Начинаю доить. Несколько замирает сердце — как-то получится? Почему-то сразу получается хорошо. Берусь за правый задний и левый передний сосок и последовательно пережимаю пальцы от указательного к мизинцу. Именно пережимаю, а не протягиваю сосок между большим и указательным пальцами, как доит Василий. Молоко в соске тепло и упруго перемещается в руке, и струйка со звоном брызжет в подойник. Корова стоит спокойно и глубоко вздыхает. Меняю соски. Работа идет споро, сказалась привычка к топору, укрепившая руки. Василий возражает против моего способа дойки, но меня поддерживает хозяин, который скоро уходит. Как я узнал впоследствии, способ протягивания соска здесь называют русской дойкой. К концу дойки руки начинают ныть. Надоили почти две полные канны, это не менее чем 80-90 литров. А еще сегодня предстоит вторая дойка. Правда, во вторую дойку молока меньше, но вести ее придется мне одному. Молоко оставляю снаружи у ворот хлева и бодро иду завтракать, помалкивая про боль в руках. Начинает рассветать.

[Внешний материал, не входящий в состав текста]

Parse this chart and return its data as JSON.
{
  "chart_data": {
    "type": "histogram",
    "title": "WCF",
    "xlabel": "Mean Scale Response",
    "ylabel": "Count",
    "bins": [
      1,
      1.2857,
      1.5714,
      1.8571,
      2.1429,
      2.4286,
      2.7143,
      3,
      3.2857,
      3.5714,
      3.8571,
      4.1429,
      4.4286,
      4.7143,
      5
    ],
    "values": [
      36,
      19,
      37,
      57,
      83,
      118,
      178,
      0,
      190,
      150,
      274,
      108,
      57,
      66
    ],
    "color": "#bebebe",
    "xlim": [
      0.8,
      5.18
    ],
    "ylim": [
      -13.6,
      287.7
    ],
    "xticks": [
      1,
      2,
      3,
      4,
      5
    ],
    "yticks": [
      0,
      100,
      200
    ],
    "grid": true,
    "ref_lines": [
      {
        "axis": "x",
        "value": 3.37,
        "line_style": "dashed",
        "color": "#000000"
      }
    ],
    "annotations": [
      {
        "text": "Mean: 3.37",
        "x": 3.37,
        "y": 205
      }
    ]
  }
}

Так пошел день за днем. Утром уборка скота и большая дойка. Днем поездка за дровами и сеном, пилка и колка дров, которых идет неимоверное количество. Кухня топится весь день. Едва успеваю подносить дрова, отруби, муку, картофель. Множество других работ: штукатурю отбитые места в кухне и [83] комнатах, белю печки, починяю крыльцо и т.д. Работы много, но вся она — нужная, целесообразная, что создает стимул и интерес к труду.

Затем обед. Меню всегда одно и то же: путра, отварной картофель, сало и молоко. Все это превосходное и без ограничений, не как у Бланкенбурга, где им самим еле-еле хватало. После обеда вторая уборка скотного двора и второе доение. В этих повседневных работах хозяин участия не принимает, вся работа лежит на мне. День заканчивается ужином часов в семь.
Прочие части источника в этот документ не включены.